La biopharmaceutique de Québec, AEterna Zentaris

Un autre médicament d'AEterna Zentaris rejeté

L'entreprise de Québec spécialisée dans la conception de traitements en oncologie et en endocrinologie, AEterna Zentaris, a reçu un autre dur coup jeudi. La US Federal Food and Drug Administration (FDA) a rejeté sa demande de nouveau médicament pour Macrilen (macimoréline), concluant que «le produit ne peut être approuvé dans sa forme actuelle».
Dans une lettre envoyée à AEterna Zentaris, la FDA affirme que l'analyse planifiée de l'étude d'enregistrement de la société n'a pas atteint son principal objectif d'efficacité. La FDA fait également part de problèmes liés à l'absence de données originales complètes et vérifiables pour déterminer si les patients avaient été correctement diagnostiqués pour la déficience en hormone de croissance chez l'adulte (DHCA).

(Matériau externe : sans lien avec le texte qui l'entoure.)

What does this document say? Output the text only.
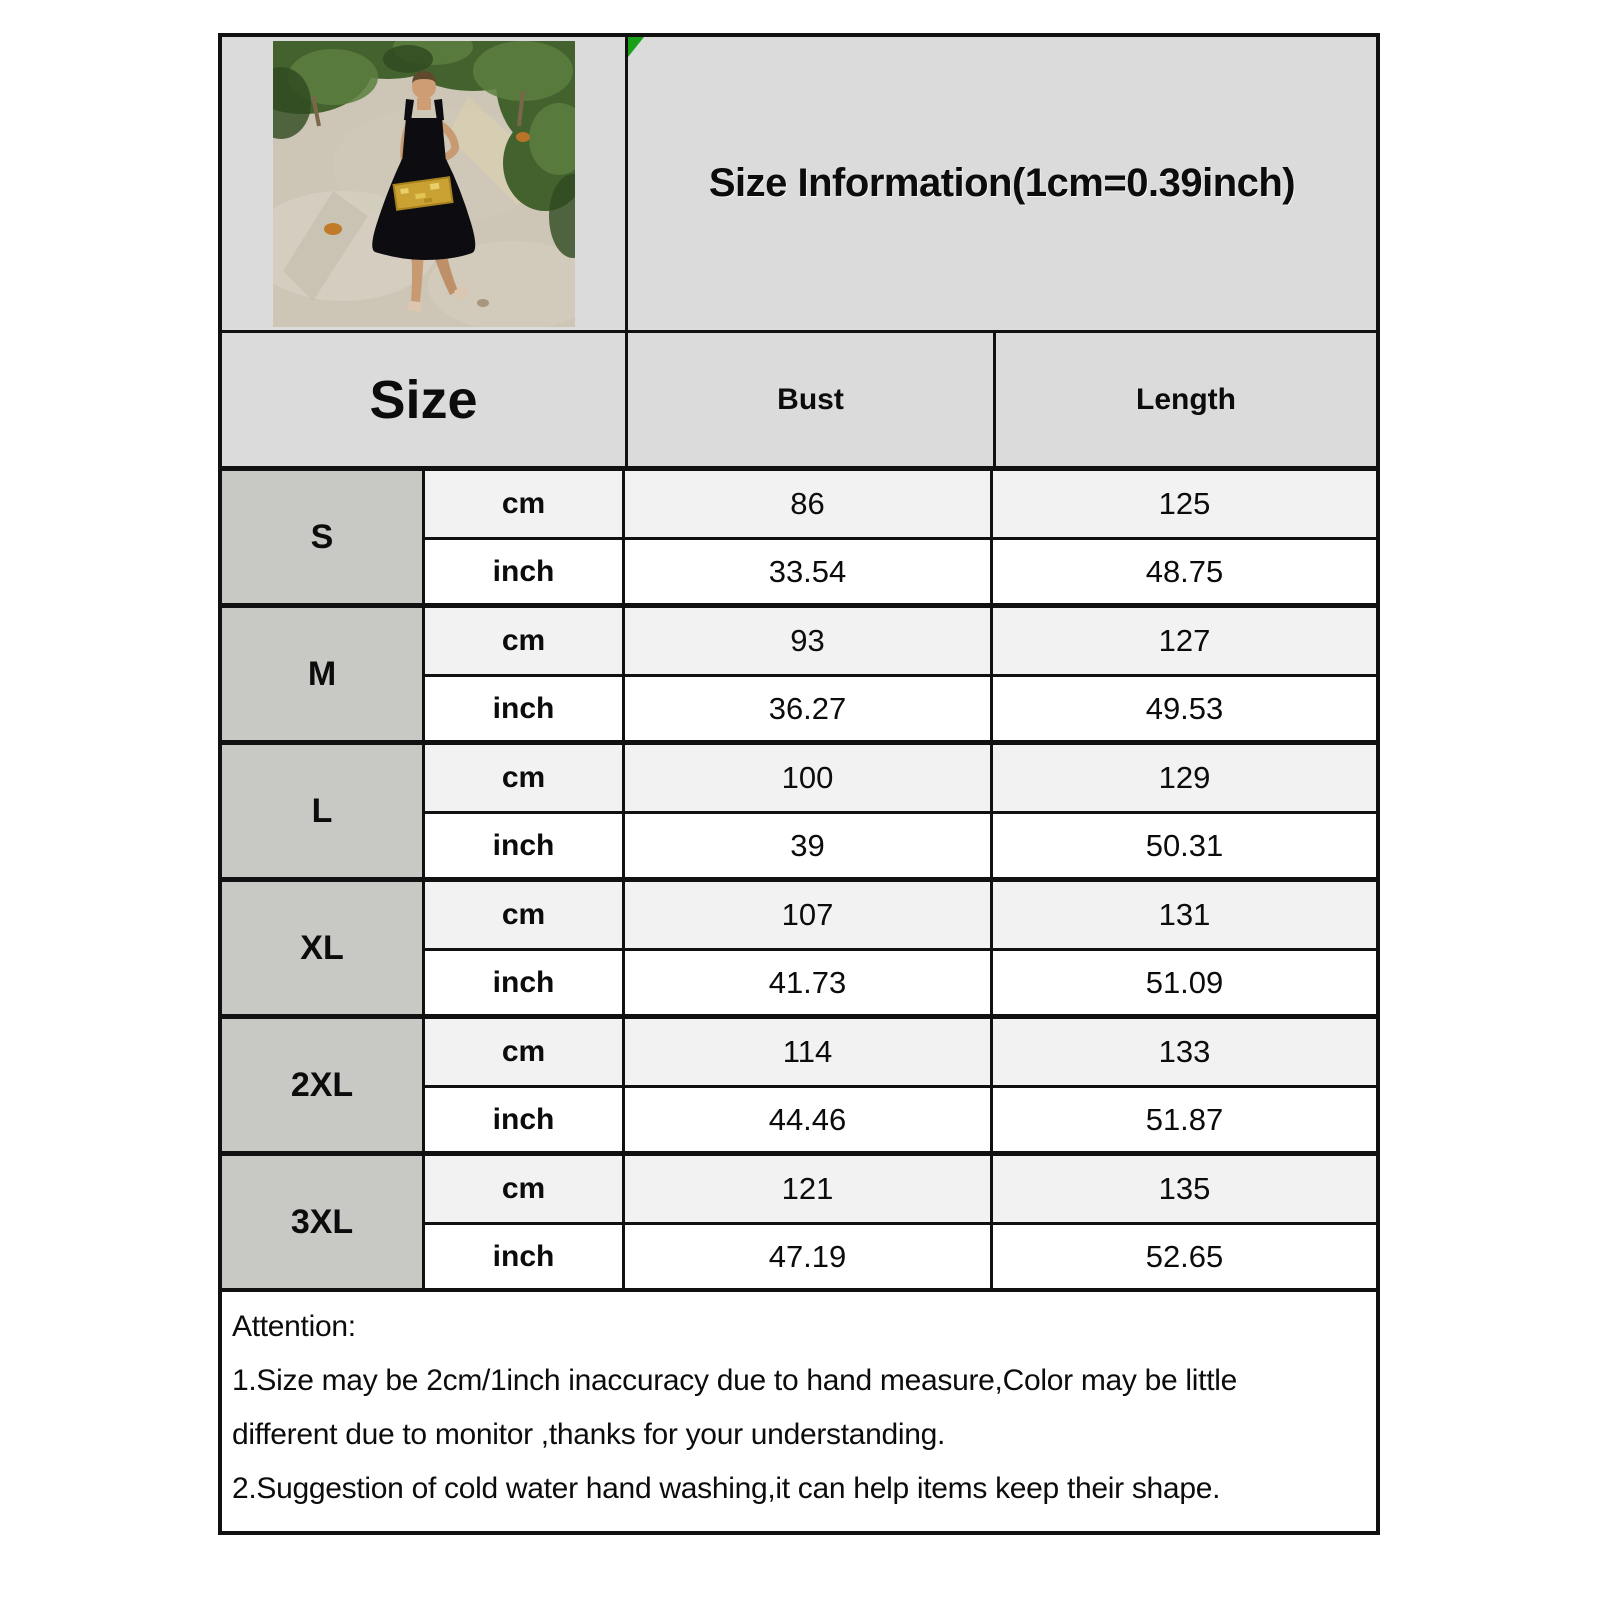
Size Information(1cm=0.39inch)
Size	Bust	Length
S
cm	86	125
inch	33.54	48.75
M
cm	93	127
inch	36.27	49.53
L
cm	100	129
inch	39	50.31
XL
cm	107	131
inch	41.73	51.09
2XL
cm	114	133
inch	44.46	51.87
3XL
cm	121	135
inch	47.19	52.65
Attention:
1.Size may be 2cm/1inch inaccuracy due to hand measure,Color may be little
different due to monitor ,thanks for your understanding.
2.Suggestion of cold water hand washing,it can help items keep their shape.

«À la lumière de l'échec de l'analyse primaire et de lacunes des données, l'étude clinique, en soi, ne parvient pas à supporter une utilisation dans cette indication», souligne dans la lettre l'organisme américain. «La société devra démontrer l'efficacité de macimoréline en tant que diagnostic de la déficience en hormone de croissance par une nouvelle étude clinique confirmative.»

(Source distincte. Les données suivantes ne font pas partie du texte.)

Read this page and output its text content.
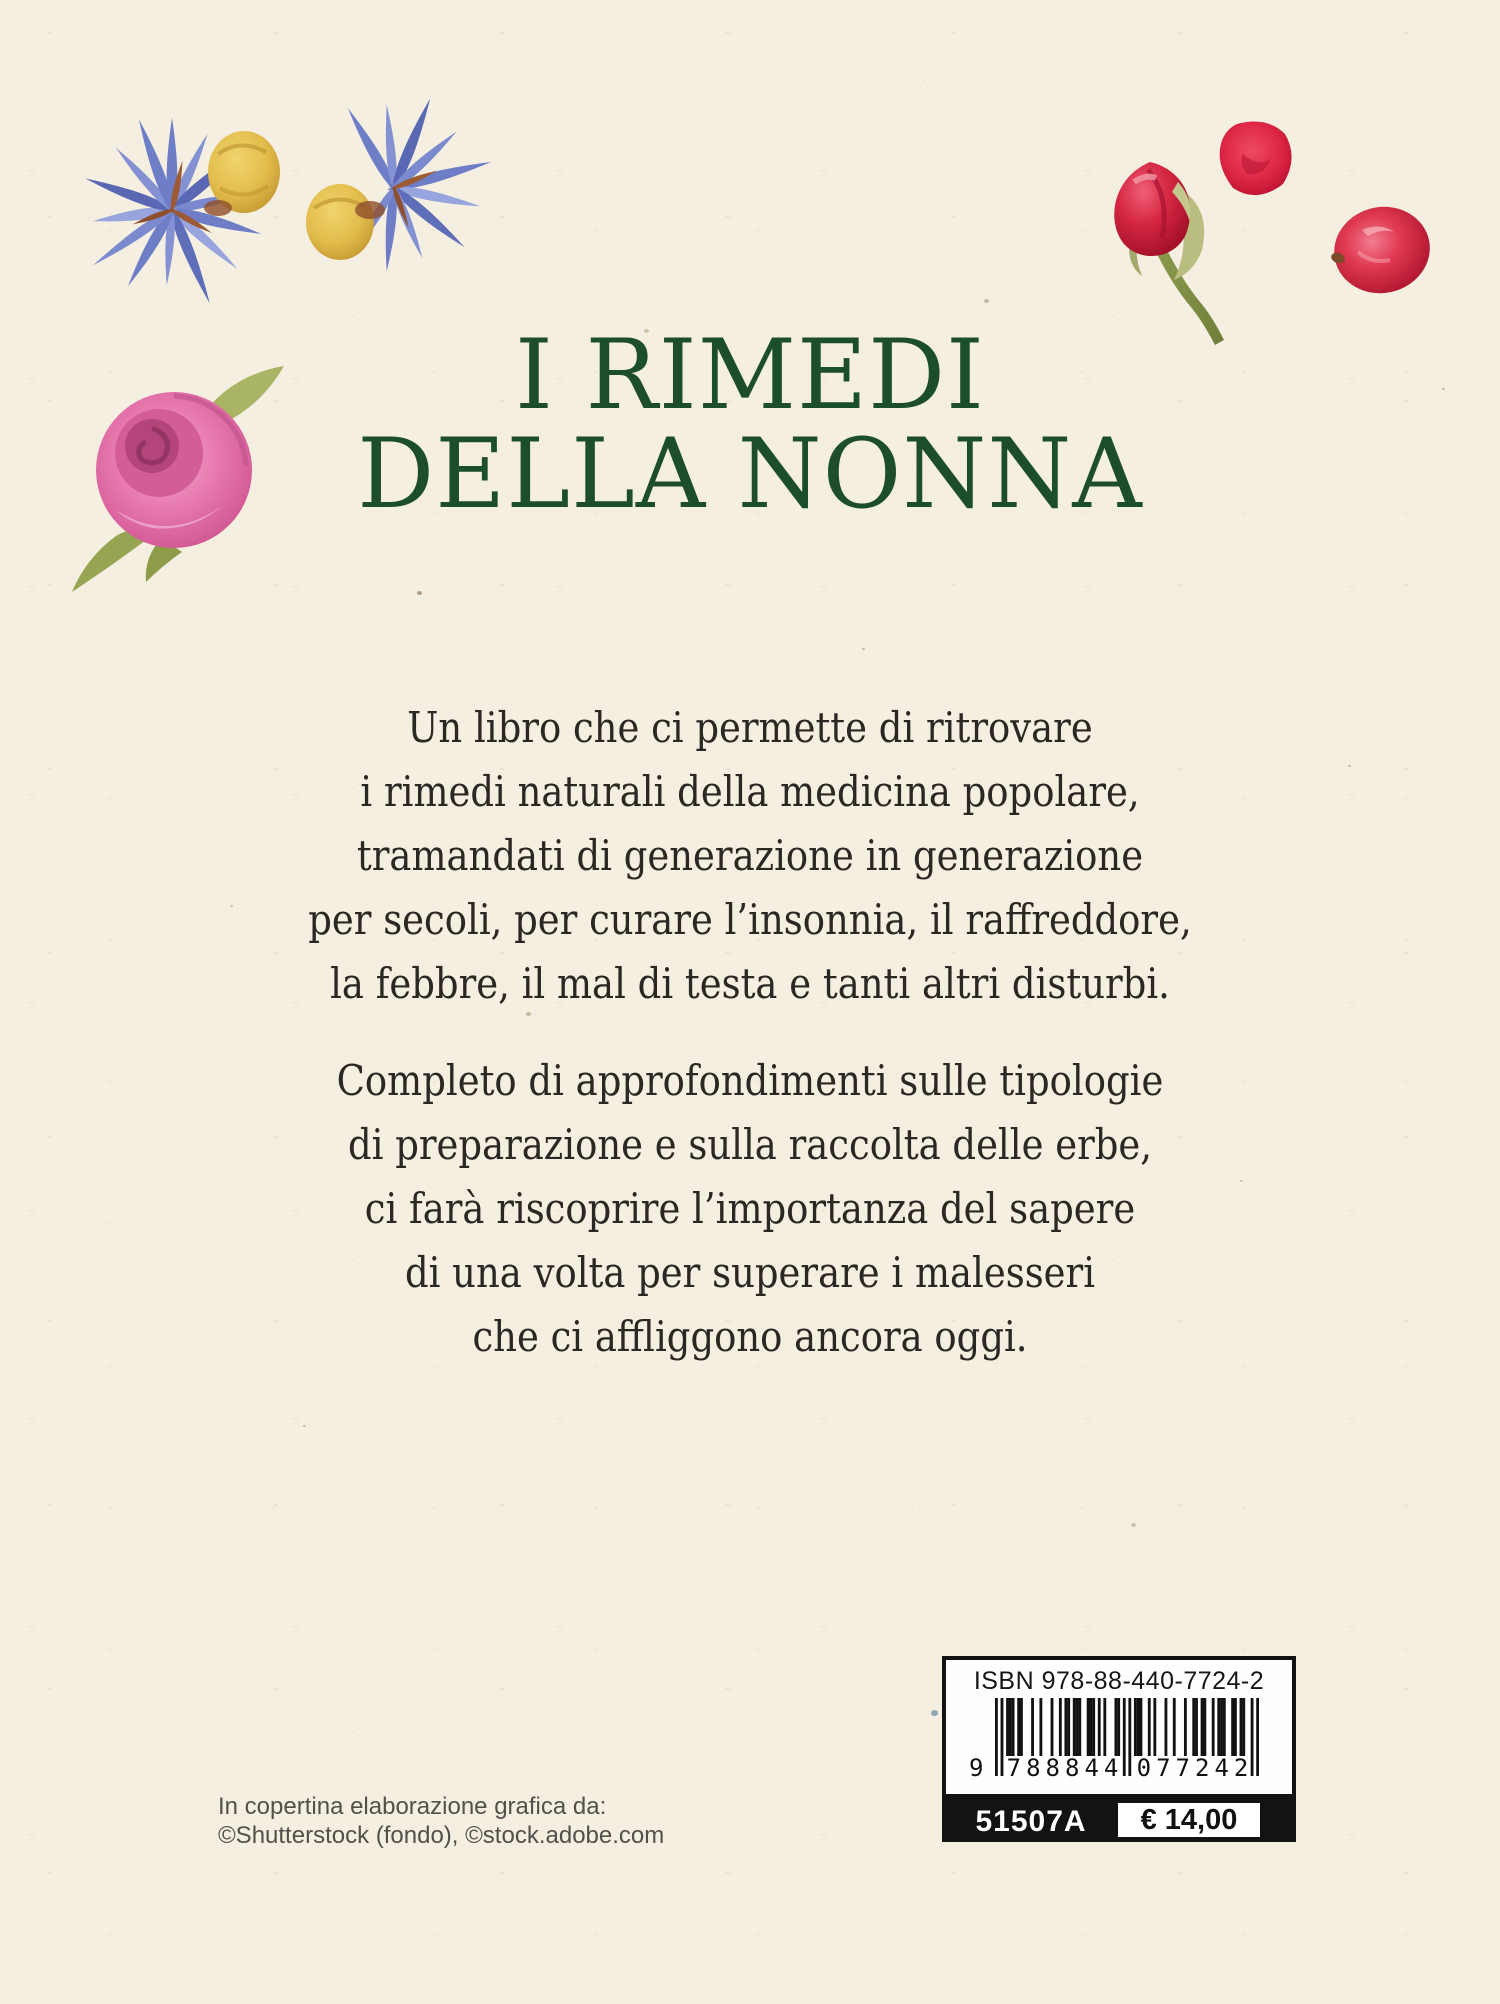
I RIMEDI
DELLA NONNA
Un libro che ci permette di ritrovare
i rimedi naturali della medicina popolare,
tramandati di generazione in generazione
per secoli, per curare l’insonnia, il raffreddore,
la febbre, il mal di testa e tanti altri disturbi.
Completo di approfondimenti sulle tipologie
di preparazione e sulla raccolta delle erbe,
ci farà riscoprire l’importanza del sapere
di una volta per superare i malesseri
che ci affliggono ancora oggi.
In copertina elaborazione grafica da:
©Shutterstock (fondo), ©stock.adobe.com
ISBN 978-88-440-7724-2
9 788844 077242
51507A	€ 14,00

C'est le quatrième produit de l'entreprise au cours des dernières années qui ne parvient pas à dépasser les portes du laboratoire. Les trois autres produits vedettes étaient le neovastat (2003), un produit anticancer à base de cartilage de requin, le cetrorelix (2009), pour traiter le grossissement bénin de la prostate, et la perfosine (2012), pour traiter les patients qui sont affligés par le cancer du côlon ou celui du sang.
La macimoréline acétate, qui était l'un des produits vedettes d'AEterna Zentaris, est une petite molécule qui stimule la sécrétion d'hormone de croissance. L'entreprise espérait la commercialiser pour permettre d'évaluer les cas de DHCA. Environ 75 000 adultes seraient touchés par la DHCA aux États-Unis, au Canada et en Europe.

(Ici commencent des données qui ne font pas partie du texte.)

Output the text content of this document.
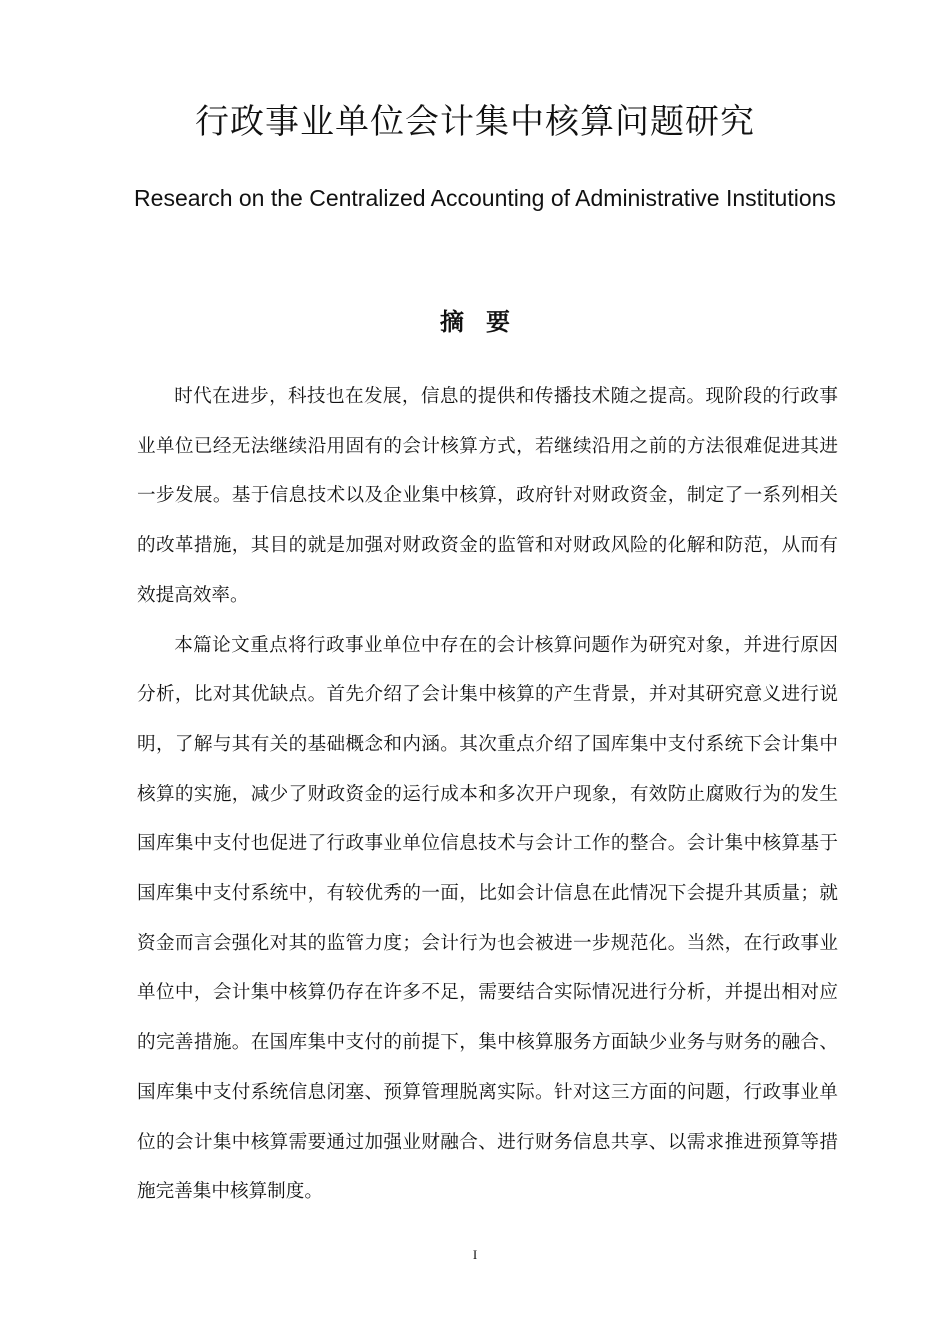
行政事业单位会计集中核算问题研究
Research on the Centralized Accounting of Administrative Institutions
摘要

时代在进步，科技也在发展，信息的提供和传播技术随之提高。现阶段的行政事业单位已经无法继续沿用固有的会计核算方式，若继续沿用之前的方法很难促进其进一步发展。基于信息技术以及企业集中核算，政府针对财政资金，制定了一系列相关的改革措施，其目的就是加强对财政资金的监管和对财政风险的化解和防范，从而有效提高效率。

本篇论文重点将行政事业单位中存在的会计核算问题作为研究对象，并进行原因分析，比对其优缺点。首先介绍了会计集中核算的产生背景，并对其研究意义进行说明，了解与其有关的基础概念和内涵。其次重点介绍了国库集中支付系统下会计集中核算的实施，减少了财政资金的运行成本和多次开户现象，有效防止腐败行为的发生国库集中支付也促进了行政事业单位信息技术与会计工作的整合。会计集中核算基于国库集中支付系统中，有较优秀的一面，比如会计信息在此情况下会提升其质量；就资金而言会强化对其的监管力度；会计行为也会被进一步规范化。当然，在行政事业单位中，会计集中核算仍存在许多不足，需要结合实际情况进行分析，并提出相对应的完善措施。在国库集中支付的前提下，集中核算服务方面缺少业务与财务的融合、国库集中支付系统信息闭塞、预算管理脱离实际。针对这三方面的问题，行政事业单位的会计集中核算需要通过加强业财融合、进行财务信息共享、以需求推进预算等措施完善集中核算制度。

I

À la suite de l'annonce de la FDA, le président et chef de la direction d'AEterna Zentaris, David Dodd, a déclaré jeudi dans un communiqué : «Nous étudions présentement les questions en suspens énoncées dans la lettre afin d'évaluer nos options et nos plans futurs pour Macrilen.»
L'entreprise québécoise a déjà annoncé mardi, avant de revoir la réponse de la FDA, l'élimination de 31 postes au cours d'une période de 12 mois. Cela représenterait près du tiers des effectifs de l'entreprise. Selon la direction, cette décision devrait se traduire par des économies annuelles de 2,3 millions $. Le directeur des communications d'AEterna Zentaris, Paul Burroughs, avait indiqué à La Presse que ces compressions ne devraient pas toucher le siège social à Québec.
AEterna Zentaris tiendra une conférence téléphonique samedi pour discuter de la situation. Pour le troisième trimestre de 2014, la société a enregistré une perte de 11,3 millions, soit 20 ¢ par action, comparativement à un bénéfice net de 3,8 $ ou 13 ¢ par action pour la même période en 2013.
À la Bourse de Toronto, la mauvaise nouvelle a fait dégringoler le titre d'AEterna Zentaris (TSX : AEZ). Jeudi, l'action a clôturé la journée à 74 ¢, en baisse de 71 ¢ (49 %).